Machine-Readable Schema¶
A machine-readable Draft 2020-12 JSON Schema is checked in at schema/topoexec.schema.v1.json. It mirrors the strict loader field set and enum surface documented here. The schema_v1_contract_smoke CTest parses that schema and validates representative checked-in graph fixtures through the runtime validator so schema documentation and executable validation do not silently drift.
The JSON Schema is a documentation and generation contract today; semantic rules such as SCC ownership, registry-backed port compatibility, multi-state-writer rejection, and trigger/input compatibility remain enforced by the C++ validator.
The schema also records the executable defensive limits that are cheap to express in JSON Schema: 256 lanes, 4096 components, 8192 edges, 1024 CompositeLoop entries, 128-byte ids, and 4096-byte non-config strings/endpoints.

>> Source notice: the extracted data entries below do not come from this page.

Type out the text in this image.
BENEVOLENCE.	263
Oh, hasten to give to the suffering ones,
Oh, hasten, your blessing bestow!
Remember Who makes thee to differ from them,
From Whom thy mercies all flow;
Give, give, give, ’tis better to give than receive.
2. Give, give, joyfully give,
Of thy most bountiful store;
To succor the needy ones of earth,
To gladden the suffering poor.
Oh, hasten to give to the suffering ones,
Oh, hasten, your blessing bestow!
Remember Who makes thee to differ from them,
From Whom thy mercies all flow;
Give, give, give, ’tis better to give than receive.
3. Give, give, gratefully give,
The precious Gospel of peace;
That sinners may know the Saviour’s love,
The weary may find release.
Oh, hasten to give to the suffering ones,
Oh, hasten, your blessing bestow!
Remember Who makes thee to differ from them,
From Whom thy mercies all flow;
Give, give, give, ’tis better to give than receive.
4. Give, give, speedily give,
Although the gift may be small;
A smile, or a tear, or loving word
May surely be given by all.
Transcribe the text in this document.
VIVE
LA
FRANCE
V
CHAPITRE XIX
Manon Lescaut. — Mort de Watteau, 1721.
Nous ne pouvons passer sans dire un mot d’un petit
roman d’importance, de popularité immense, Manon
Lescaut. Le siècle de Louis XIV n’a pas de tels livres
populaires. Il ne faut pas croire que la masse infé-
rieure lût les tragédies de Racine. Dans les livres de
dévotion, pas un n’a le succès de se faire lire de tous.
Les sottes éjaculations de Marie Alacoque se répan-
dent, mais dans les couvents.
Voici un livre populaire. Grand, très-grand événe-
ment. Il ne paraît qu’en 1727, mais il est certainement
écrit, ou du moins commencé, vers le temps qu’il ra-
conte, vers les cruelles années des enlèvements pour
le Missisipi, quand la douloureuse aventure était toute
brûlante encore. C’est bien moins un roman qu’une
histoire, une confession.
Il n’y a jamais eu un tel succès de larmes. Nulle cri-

Additional parser limits such as graph text size, UTF-8 input, file read bounds, and config nesting depth are documented in Defensive input handling.
CLI validation exposes the same split:
topoexec graph validate examples/minimal.yaml --schema-only --format json
topoexec graph validate examples/minimal.yaml --semantic --format json
--schema-only checks the strict loader contract (required fields, known fields, basic scalar shapes). --semantic is the default and additionally runs the compiler/validator checks.
For editor integration and YAML-language-server setup, see Editor and Schema UX.
The standalone tooling surface is:
topoexec schema dump --format json
topoexec schema check examples/minimal.yaml --format json
schema dump reads the bundled schema (or TOPOEXEC_SCHEMA_PATH when set). schema check intentionally mirrors strict loader validation only; use topoexec graph validate for semantic graph/compiler diagnostics.
Versioning¶
Schema v1 is strict and compatibility-preserving. Additive fields require a schema update only when v1 validation or runtime meaning would change. Breaking semantic changes should bump the schema version rather than silently changing v1 behavior. See Schema v2 notes before adding fields that would require runtime nesting, graph-declared adapter/plugin discovery, arbitrary expressions, or behavior selection by schema version.